EasyAnimate supports only bf16 for inference. You must select an instance type that uses an A10 or later GPU. If you use images for LoRA model training, the minimum GPU memory is 20 GB. The GPU memory consumed by the training depends on the value of the batch_size and num_train_epochs parameters. If you use video data for fine-tuning, you need to set the batch_size and num_train_epochs parameters to a larger value, and the training requires more GPU memory.
Click Fine-tune. In the Billing Notification message, click OK. The Task details tab of the model training details page appears.
If the value of the Job Status parameter changes to Success, the model is trained.
In the upper-right corner, click Deploy.
If Job Status changes to Running, the model is deployed.
On the Service details tab, click View Web App.
On the web UI, select the trained LoRA model to generate a video.

Appendix: Hyperparameters for fine-tuned models

Parameter	Type	Description
learning_rate	float	The learning rate.
adam_weight_decay	float	The weight decay of the Adam optimizer.
adam_epsilon	float	The epsilon of the Adam optimizer.
num_train_epochs	int	The total number of training rounds.
checkpointing_steps	int	The interval at which the model is saved.

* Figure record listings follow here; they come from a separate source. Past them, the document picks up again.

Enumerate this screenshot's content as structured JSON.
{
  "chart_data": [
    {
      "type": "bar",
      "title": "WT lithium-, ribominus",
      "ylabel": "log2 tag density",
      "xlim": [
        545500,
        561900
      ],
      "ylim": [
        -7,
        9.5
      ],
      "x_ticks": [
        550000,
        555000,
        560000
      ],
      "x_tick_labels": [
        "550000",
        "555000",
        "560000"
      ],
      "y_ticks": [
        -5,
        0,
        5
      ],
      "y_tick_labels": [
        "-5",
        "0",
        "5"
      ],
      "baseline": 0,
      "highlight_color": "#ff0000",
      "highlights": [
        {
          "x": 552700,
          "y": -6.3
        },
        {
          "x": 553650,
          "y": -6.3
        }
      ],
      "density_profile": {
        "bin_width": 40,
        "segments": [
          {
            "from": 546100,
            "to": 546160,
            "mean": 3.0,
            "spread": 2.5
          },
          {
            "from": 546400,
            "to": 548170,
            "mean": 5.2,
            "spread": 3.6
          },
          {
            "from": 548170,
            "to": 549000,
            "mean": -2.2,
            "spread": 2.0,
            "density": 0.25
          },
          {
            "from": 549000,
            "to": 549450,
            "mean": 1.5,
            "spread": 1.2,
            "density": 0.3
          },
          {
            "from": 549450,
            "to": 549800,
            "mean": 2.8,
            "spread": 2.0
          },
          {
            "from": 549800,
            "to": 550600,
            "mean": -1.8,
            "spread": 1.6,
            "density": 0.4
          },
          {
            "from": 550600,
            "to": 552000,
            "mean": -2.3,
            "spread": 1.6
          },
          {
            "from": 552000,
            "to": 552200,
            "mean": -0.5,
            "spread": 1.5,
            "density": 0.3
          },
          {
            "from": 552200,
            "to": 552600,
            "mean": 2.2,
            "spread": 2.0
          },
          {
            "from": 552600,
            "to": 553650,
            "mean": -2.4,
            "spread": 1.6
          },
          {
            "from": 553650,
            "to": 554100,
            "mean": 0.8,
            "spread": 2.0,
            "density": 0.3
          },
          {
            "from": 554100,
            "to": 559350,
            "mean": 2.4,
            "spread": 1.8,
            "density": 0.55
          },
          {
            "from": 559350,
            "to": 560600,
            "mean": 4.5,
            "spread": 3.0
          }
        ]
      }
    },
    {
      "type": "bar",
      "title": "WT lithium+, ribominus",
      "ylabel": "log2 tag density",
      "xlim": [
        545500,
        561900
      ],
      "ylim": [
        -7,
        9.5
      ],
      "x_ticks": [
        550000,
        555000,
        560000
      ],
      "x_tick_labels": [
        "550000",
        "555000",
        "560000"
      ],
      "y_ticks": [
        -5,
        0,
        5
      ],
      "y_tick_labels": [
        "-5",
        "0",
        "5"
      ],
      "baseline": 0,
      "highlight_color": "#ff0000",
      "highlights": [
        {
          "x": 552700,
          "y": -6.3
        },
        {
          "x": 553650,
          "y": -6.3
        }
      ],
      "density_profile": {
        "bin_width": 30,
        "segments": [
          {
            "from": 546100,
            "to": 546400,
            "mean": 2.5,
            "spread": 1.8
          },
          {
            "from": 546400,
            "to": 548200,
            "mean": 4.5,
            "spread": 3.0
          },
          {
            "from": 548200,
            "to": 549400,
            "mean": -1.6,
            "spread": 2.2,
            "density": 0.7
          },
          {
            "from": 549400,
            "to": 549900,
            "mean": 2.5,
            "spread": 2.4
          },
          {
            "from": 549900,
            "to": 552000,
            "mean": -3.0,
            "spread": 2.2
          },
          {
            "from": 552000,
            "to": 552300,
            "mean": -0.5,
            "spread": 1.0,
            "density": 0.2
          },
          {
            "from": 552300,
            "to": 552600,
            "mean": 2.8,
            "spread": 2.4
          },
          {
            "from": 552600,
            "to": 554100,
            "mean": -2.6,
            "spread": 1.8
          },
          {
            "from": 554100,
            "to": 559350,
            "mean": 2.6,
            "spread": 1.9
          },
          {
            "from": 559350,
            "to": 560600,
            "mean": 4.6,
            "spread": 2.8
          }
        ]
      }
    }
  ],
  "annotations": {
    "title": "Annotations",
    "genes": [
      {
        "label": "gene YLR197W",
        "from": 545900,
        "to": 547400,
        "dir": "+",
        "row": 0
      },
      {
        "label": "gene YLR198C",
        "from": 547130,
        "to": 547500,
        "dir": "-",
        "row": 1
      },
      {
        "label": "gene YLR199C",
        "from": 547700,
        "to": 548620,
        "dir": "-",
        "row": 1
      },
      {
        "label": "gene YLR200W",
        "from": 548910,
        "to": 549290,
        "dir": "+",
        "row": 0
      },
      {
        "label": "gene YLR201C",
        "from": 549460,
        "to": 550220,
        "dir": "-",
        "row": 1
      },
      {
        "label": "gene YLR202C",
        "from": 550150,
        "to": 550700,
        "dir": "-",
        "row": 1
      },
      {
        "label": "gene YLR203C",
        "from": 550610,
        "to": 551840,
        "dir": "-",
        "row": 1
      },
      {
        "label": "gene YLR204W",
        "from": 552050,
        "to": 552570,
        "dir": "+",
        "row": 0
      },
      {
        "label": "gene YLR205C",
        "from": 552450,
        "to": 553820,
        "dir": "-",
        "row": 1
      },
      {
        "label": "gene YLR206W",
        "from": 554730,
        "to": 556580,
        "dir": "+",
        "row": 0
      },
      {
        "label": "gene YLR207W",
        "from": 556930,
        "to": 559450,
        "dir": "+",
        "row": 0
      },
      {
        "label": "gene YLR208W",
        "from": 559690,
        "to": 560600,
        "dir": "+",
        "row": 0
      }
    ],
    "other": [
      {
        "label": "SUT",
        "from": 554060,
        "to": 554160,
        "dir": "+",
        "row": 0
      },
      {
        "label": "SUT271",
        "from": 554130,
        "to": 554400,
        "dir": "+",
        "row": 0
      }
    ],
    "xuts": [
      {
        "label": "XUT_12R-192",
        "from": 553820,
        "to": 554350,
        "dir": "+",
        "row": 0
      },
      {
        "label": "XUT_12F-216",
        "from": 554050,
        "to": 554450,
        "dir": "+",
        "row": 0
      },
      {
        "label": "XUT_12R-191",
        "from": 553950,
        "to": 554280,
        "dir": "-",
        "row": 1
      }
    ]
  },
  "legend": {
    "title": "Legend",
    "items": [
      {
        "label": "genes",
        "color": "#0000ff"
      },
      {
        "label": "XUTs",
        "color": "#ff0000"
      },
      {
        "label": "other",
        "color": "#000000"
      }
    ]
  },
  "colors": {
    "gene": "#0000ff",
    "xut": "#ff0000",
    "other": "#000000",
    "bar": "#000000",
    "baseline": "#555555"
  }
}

train_batch_size	int	The batch size of the training sample.
vae_mini_batch	int	The minimum batch size for VAE model training.
image_sample_size	int	The resolution of the image that you want to use to train the model.
video_sample_size	int	The resolution of the video that you want to use to train the model.
video_sample_stride	int	The sampling interval of the video that you want to use to train the model.
video_sample_n_frames	int	The number of sampling frames for the video that you want to use to train the model.
rank	int	The model complexity.
network_alpha	int	The network Alpha.
gradient_accumulation_steps	int	The number of gradient accumulation steps for model training.
dataloader_num_workers	int	The number of child workers for data loading.